A hierarchy of cognitive tests was used to achieve valid measurement of nonverbal IQ across age and developmental levels. Although a single cognitive test might provide a more consistent measure, there is a lack of cognitive tests applicable across age and developmental levels (Bishop et al., 2015).
Conclusion
The current study provides further evidence that walking is less strongly related to later low intellectual ability among children with ASD than among those with other NDDs without ASD, and addresses limitations of previous clinic-based studies by utilizing a cohort ascertained from a population-based sample. Future research using prospective data should further elucidate different developmental milestone profiles among individuals diagnosed with ASD and other NDDs.
Supplementary Material
Key Points:
Though delayed walking is a common precursor of low intellectual ability, evidence from clinical samples suggests that late walking may be less common when low intellectual ability occurs with ASD.
To address the concern that previous findings could be due to referral bias and underrepresentation of children with motor disabilities in clinical ASD samples, we examined walking and intellectual ability in a population-based sample of children with ASD and other neurodevelopmental disorders.
Age of walking was indeed less predictive of intellectual ability in children with ASD as compared to those with other neurodevelopmental disorders. The finding suggests potentially differential pathways to low intellectual ability in ASD.
Acknowledgments:
The ABC Study was supported by the National Institutes of Health/National Institute of Neurological Disorders and Stroke (U01 NS047537). The Norwegian Mother, Father and Child Cohort Study is supported by the Norwegian Ministry of Health and Care Services and the Ministry of Education and Research. This work was supported by grants from the South-Eastern Norway Regional Health Authority (2018059 to Drs. Øyen and Havdahl), National Institute of Child Health and Human Development (R01HD093012 to Dr. Bishop) and the Autism Science Foundation (P0516945 to Dr. Bishop), and the Intramural Research Program of the NIMH (1ZICMH002961 to Drs. Thurm and Farmer).
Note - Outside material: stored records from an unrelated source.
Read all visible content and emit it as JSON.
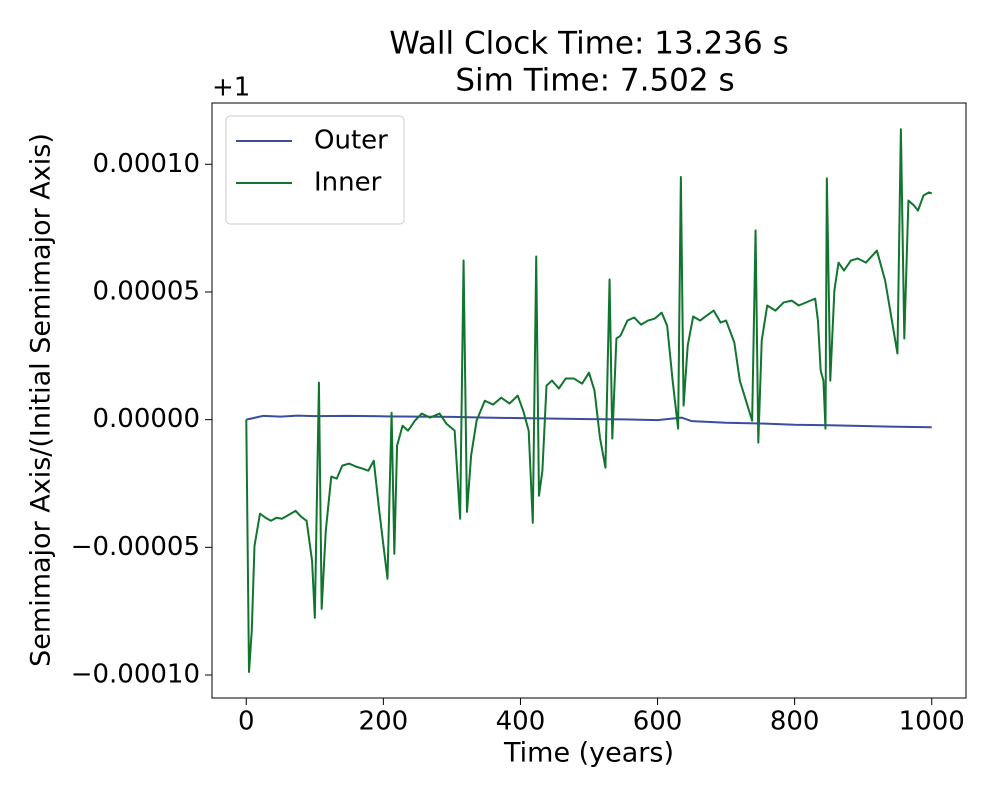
{
  "chart_data": {
    "type": "line",
    "title": [
      "Wall Clock Time: 13.236 s",
      "Sim Time: 7.502 s"
    ],
    "x_label": "Time (years)",
    "y_label": "Semimajor Axis/(Initial Semimajor Axis)",
    "y_offset_label": "+1",
    "xlim": [
      -50,
      1050
    ],
    "ylim": [
      -0.000109,
      0.000124
    ],
    "xticks": [
      0,
      200,
      400,
      600,
      800,
      1000
    ],
    "yticks": [
      {
        "value": -0.0001,
        "label": "−0.00010"
      },
      {
        "value": -5e-05,
        "label": "−0.00005"
      },
      {
        "value": 0,
        "label": "0.00000"
      },
      {
        "value": 5e-05,
        "label": "0.00005"
      },
      {
        "value": 0.0001,
        "label": "0.00010"
      }
    ],
    "legend": "upper left",
    "series": [
      {
        "name": "Outer",
        "color": "#3a4d9f",
        "x": [
          0,
          25,
          50,
          75,
          100,
          150,
          200,
          250,
          300,
          350,
          400,
          450,
          500,
          550,
          600,
          635,
          650,
          700,
          750,
          800,
          850,
          900,
          950,
          1000
        ],
        "values": [
          0,
          1.5e-06,
          1.2e-06,
          1.6e-06,
          1.4e-06,
          1.5e-06,
          1.3e-06,
          1.2e-06,
          1.1e-06,
          8e-07,
          6e-07,
          4e-07,
          2e-07,
          1e-07,
          -2e-07,
          8e-07,
          -6e-07,
          -1.2e-06,
          -1.5e-06,
          -2e-06,
          -2.2e-06,
          -2.5e-06,
          -2.8e-06,
          -3e-06
        ]
      },
      {
        "name": "Inner",
        "color": "#11742f",
        "x": [
          0,
          4,
          8,
          12,
          20,
          28,
          36,
          44,
          52,
          60,
          72,
          80,
          88,
          96,
          100,
          106,
          110,
          116,
          124,
          132,
          140,
          150,
          160,
          170,
          178,
          186,
          194,
          206,
          212,
          216,
          220,
          228,
          236,
          246,
          256,
          268,
          282,
          292,
          304,
          312,
          317,
          322,
          328,
          336,
          348,
          360,
          372,
          384,
          396,
          404,
          412,
          418,
          423,
          427,
          432,
          438,
          446,
          456,
          466,
          478,
          490,
          500,
          508,
          516,
          524,
          530,
          534,
          540,
          546,
          556,
          566,
          576,
          586,
          596,
          606,
          614,
          622,
          630,
          634,
          638,
          644,
          652,
          662,
          672,
          682,
          692,
          700,
          712,
          720,
          738,
          743,
          747,
          752,
          760,
          772,
          784,
          796,
          806,
          830,
          834,
          838,
          842,
          845,
          847,
          852,
          858,
          864,
          872,
          882,
          892,
          904,
          920,
          932,
          950,
          955,
          960,
          966,
          974,
          980,
          988,
          996,
          1000
        ],
        "values": [
          0,
          -9.88e-05,
          -8.27e-05,
          -4.94e-05,
          -3.68e-05,
          -3.84e-05,
          -3.96e-05,
          -3.84e-05,
          -3.88e-05,
          -3.76e-05,
          -3.57e-05,
          -3.8e-05,
          -3.96e-05,
          -5.53e-05,
          -7.76e-05,
          1.45e-05,
          -7.41e-05,
          -4.35e-05,
          -2.23e-05,
          -2.31e-05,
          -1.8e-05,
          -1.72e-05,
          -1.84e-05,
          -1.92e-05,
          -2e-05,
          -1.61e-05,
          -3.57e-05,
          -6.23e-05,
          2.7e-06,
          -5.25e-05,
          -1.02e-05,
          -2.4e-06,
          -4.3e-06,
          -4e-07,
          2.4e-06,
          8e-07,
          2.4e-06,
          -1.6e-06,
          -4.3e-06,
          -3.88e-05,
          6.23e-05,
          -3.61e-05,
          -1.41e-05,
          -4e-07,
          7.4e-06,
          5.9e-06,
          8.6e-06,
          6.3e-06,
          9.4e-06,
          3.5e-06,
          -4.3e-06,
          -4.04e-05,
          6.39e-05,
          -2.98e-05,
          -2e-05,
          1.33e-05,
          1.53e-05,
          1.22e-05,
          1.61e-05,
          1.61e-05,
          1.41e-05,
          1.84e-05,
          1.14e-05,
          -7.1e-06,
          -1.88e-05,
          5.49e-05,
          -7.4e-06,
          3.18e-05,
          3.29e-05,
          3.88e-05,
          4e-05,
          3.72e-05,
          3.88e-05,
          3.96e-05,
          4.19e-05,
          3.68e-05,
          1.53e-05,
          -3.5e-06,
          9.5e-05,
          5.5e-06,
          2.9e-05,
          4.04e-05,
          3.88e-05,
          4.08e-05,
          4.27e-05,
          3.8e-05,
          3.88e-05,
          3.02e-05,
          1.53e-05,
          -4e-07,
          7.41e-05,
          -9e-06,
          3.1e-05,
          4.47e-05,
          4.27e-05,
          4.59e-05,
          4.66e-05,
          4.47e-05,
          4.74e-05,
          3.88e-05,
          1.92e-05,
          1.53e-05,
          -3.5e-06,
          9.45e-05,
          1.53e-05,
          5.06e-05,
          6.15e-05,
          5.84e-05,
          6.23e-05,
          6.31e-05,
          6.15e-05,
          6.62e-05,
          5.45e-05,
          2.59e-05,
          0.0001137,
          3.18e-05,
          8.58e-05,
          8.39e-05,
          8.19e-05,
          8.78e-05,
          8.9e-05,
          8.86e-05
        ]
      }
    ]
  }
}
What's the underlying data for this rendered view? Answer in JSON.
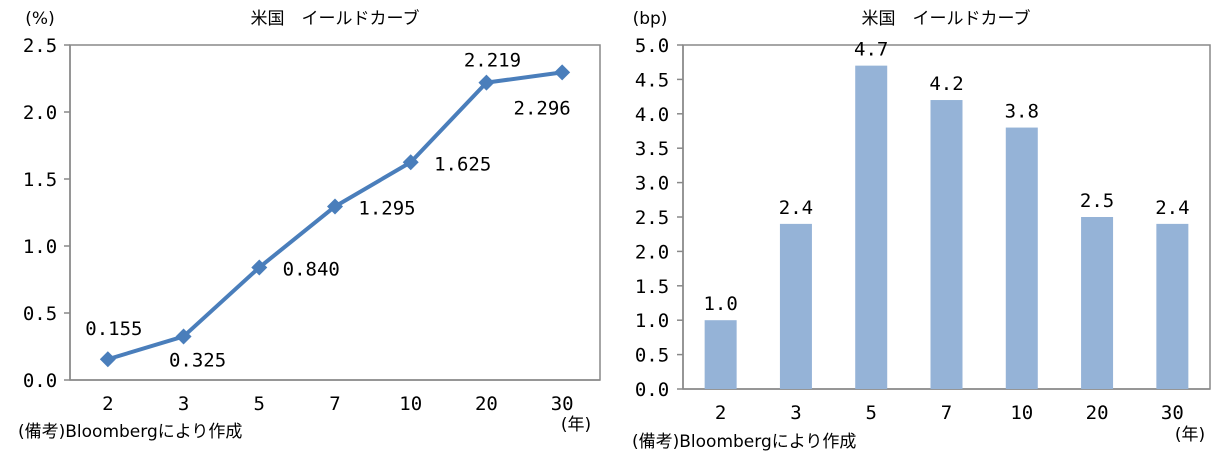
{
  "chart_data": [
    {
      "type": "line",
      "title": "米国　イールドカーブ",
      "ylabel": "(%)",
      "xlabel": "(年)",
      "note": "(備考)Bloombergにより作成",
      "categories": [
        "2",
        "3",
        "5",
        "7",
        "10",
        "20",
        "30"
      ],
      "values": [
        0.155,
        0.325,
        0.84,
        1.295,
        1.625,
        2.219,
        2.296
      ],
      "data_labels": [
        "0.155",
        "0.325",
        "0.840",
        "1.295",
        "1.625",
        "2.219",
        "2.296"
      ],
      "ylim": [
        0,
        2.5
      ],
      "yticks": [
        "0.0",
        "0.5",
        "1.0",
        "1.5",
        "2.0",
        "2.5"
      ],
      "grid": false,
      "marker": "diamond",
      "color": "#4a7ebb"
    },
    {
      "type": "bar",
      "title": "米国　イールドカーブ",
      "ylabel": "(bp)",
      "xlabel": "(年)",
      "note": "(備考)Bloombergにより作成",
      "categories": [
        "2",
        "3",
        "5",
        "7",
        "10",
        "20",
        "30"
      ],
      "values": [
        1.0,
        2.4,
        4.7,
        4.2,
        3.8,
        2.5,
        2.4
      ],
      "data_labels": [
        "1.0",
        "2.4",
        "4.7",
        "4.2",
        "3.8",
        "2.5",
        "2.4"
      ],
      "ylim": [
        0,
        5.0
      ],
      "yticks": [
        "0.0",
        "0.5",
        "1.0",
        "1.5",
        "2.0",
        "2.5",
        "3.0",
        "3.5",
        "4.0",
        "4.5",
        "5.0"
      ],
      "grid": false,
      "color": "#95b3d7"
    }
  ]
}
We are grateful to all the participating families in Norway who take part in the Norwegian Mother, Father and Child Cohort Study and the nested Autism Birth Cohort Study. We thank the Autism Birth Cohort Study staff and Scientific Advisory Board for their invaluable contributions to the data collection. We thank Sheila Ghods for administrative support.
Abbreviations:
- ASD
Autism Spectrum Disorder
- NDD
Neurodevelopmental Disorders
- ID
Intellectual Disability
- MoBa
The Norwegian Mother, Father and Child Cohort Study
- ABC Study
Autism Birth Cohort Study
- HR
hazard ratio
- IQ
intelligence quotient
Footnotes
Conflicts of Interest:
Drs. Bishop and Lord have received royalties from the ADOS-2. All profits from their research are donated to charity. The other authors report no conflicts of interest.